Ce qui est fantastique c'est que ce système pourrait fort bien être comparé à celui de nos mollahs : ces gens-là disent ce qu'il est bon de penser , ce qu'il est bon de dire et ce qu'il est bon de faire . Mais la ressemblance s'arrête là. Il n'y a pas de gardiens de la Révolution en charge de contrôler le respect de ces règles. Celui qui ne les respecte pas est tout simplement .... Je dois dire que je cherche le mot : ah oui excommunié ! ! ! Ceci ne te dira sans doute rien mais c'est une pratique qui existait chez ces chrétiens : quand le Pape était mécontent , il excommuniait le coupable qui se voyait ainsi mis au ban des chrétiens et promis aux flammes de l'enfer. En fait il y a bien longtemps que ces chiens d'infidèles ne croient plus à l'Enfer et à Satan : c'est un enfer terrestre qui les menace car ils ne sont pas formellement privés du droit de s'exprimer mais ils ne le pourront plus sauf à le faire par des biais qui ne feront qu'amplifier leur disgrâce.
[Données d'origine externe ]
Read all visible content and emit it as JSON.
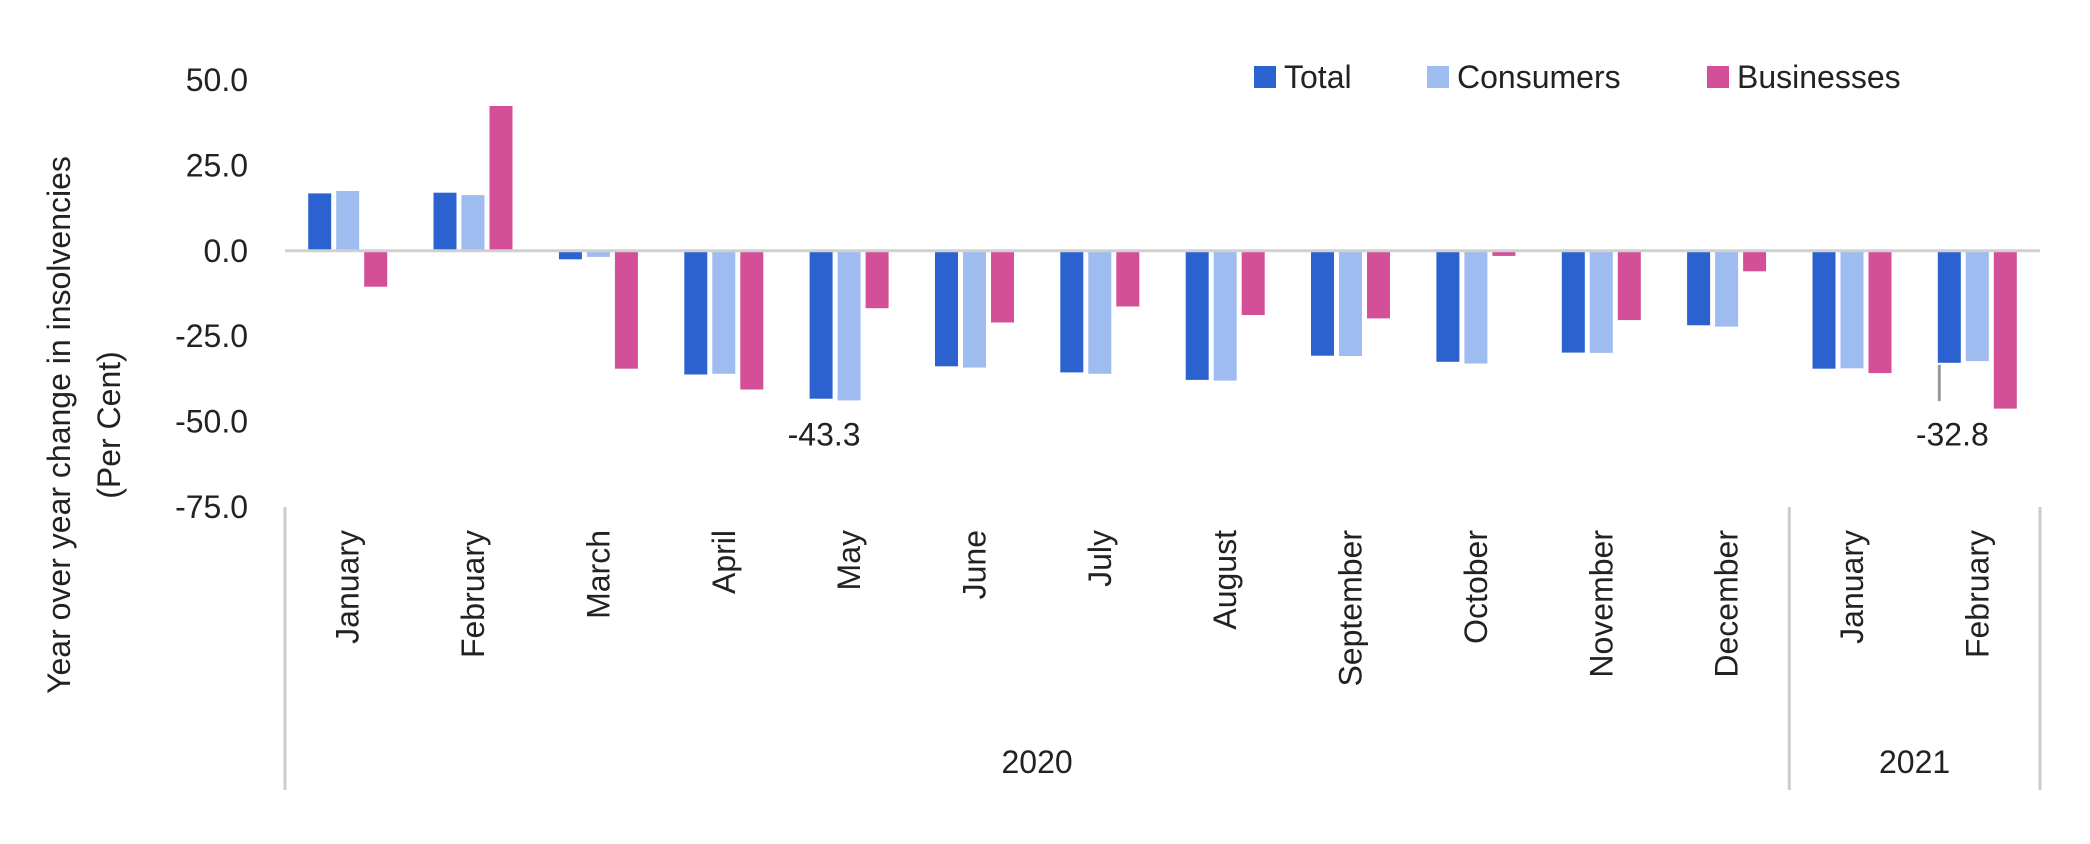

Aucun journal ne publiera leurs propos et ce qu'ils pourraient arriver à dire sera par avance frappé du sceau de l'infamie.

Je me suis demandé ce qui pouvait bien expliquer ce paradoxe qui fait qu'en utilisant la force, nous ne parvenions pas à des résultats qu'eux obtiennent sans violence apparente et je pense avoir trouvé un début d'explication. Je crois finalement qu'un bon musulman craint Dieu . Il y a bien longtemps que ces infidèles ne croient plus en Dieu mais ils continuent à se sentir coupables. Or tu sais qu'il n'est plus grande prison que celle que l'on se construit, qu'il n'est plus fort coup de fouet que celui qu'on s'inflige. Pour tous ces mécréants le péché n'a pas disparu et l'homme reste coupable .
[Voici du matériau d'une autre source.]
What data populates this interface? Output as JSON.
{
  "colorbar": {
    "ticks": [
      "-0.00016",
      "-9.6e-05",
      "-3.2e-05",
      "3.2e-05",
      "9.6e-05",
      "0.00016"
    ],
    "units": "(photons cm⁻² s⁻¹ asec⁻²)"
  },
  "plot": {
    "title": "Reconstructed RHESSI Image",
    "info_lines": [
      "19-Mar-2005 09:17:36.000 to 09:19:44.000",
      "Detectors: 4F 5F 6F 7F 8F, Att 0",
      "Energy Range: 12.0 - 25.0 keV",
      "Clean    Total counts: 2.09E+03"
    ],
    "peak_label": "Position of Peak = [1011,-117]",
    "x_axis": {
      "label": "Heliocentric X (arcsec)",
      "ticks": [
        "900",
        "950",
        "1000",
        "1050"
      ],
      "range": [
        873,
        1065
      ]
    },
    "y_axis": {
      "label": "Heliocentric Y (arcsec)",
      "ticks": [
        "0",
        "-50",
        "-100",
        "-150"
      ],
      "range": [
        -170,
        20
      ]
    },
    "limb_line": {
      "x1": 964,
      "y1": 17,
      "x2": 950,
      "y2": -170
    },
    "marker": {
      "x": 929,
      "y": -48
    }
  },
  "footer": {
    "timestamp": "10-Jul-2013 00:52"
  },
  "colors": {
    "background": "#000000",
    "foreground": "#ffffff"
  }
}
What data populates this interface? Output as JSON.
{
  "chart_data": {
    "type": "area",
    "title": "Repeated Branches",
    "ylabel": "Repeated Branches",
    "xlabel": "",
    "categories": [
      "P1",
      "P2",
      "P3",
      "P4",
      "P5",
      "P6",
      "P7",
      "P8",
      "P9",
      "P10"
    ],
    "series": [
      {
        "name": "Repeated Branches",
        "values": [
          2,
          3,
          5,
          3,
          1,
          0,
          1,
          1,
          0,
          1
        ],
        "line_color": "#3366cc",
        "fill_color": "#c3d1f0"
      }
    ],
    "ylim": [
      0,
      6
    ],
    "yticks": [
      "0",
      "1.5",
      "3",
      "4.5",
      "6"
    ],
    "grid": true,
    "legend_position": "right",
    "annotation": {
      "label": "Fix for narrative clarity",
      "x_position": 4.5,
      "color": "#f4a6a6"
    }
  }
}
Il est coupable d'avoir péché contre la Nature et ne t'avise pas, sur ces terres d'Occident, de douter un instant que les Hommes , dans leur folie productiviste, vont mener la Terre à sa perte .

Il est coupable d'avoir péché contre ses frères opprimés et - mais pour une fois cela sert bien notre cause- évite surtout de contester que la Colonisation n'a pas fait autre chose que de soumettre à l'exploitation et à la misère les peuples du nouveau monde. Il m'arrive -mais cela doit rester entre nous - de douter que les puits de pétrole dont le roi Fahd a tiré sa richesse sont le fait de la main d'Allah.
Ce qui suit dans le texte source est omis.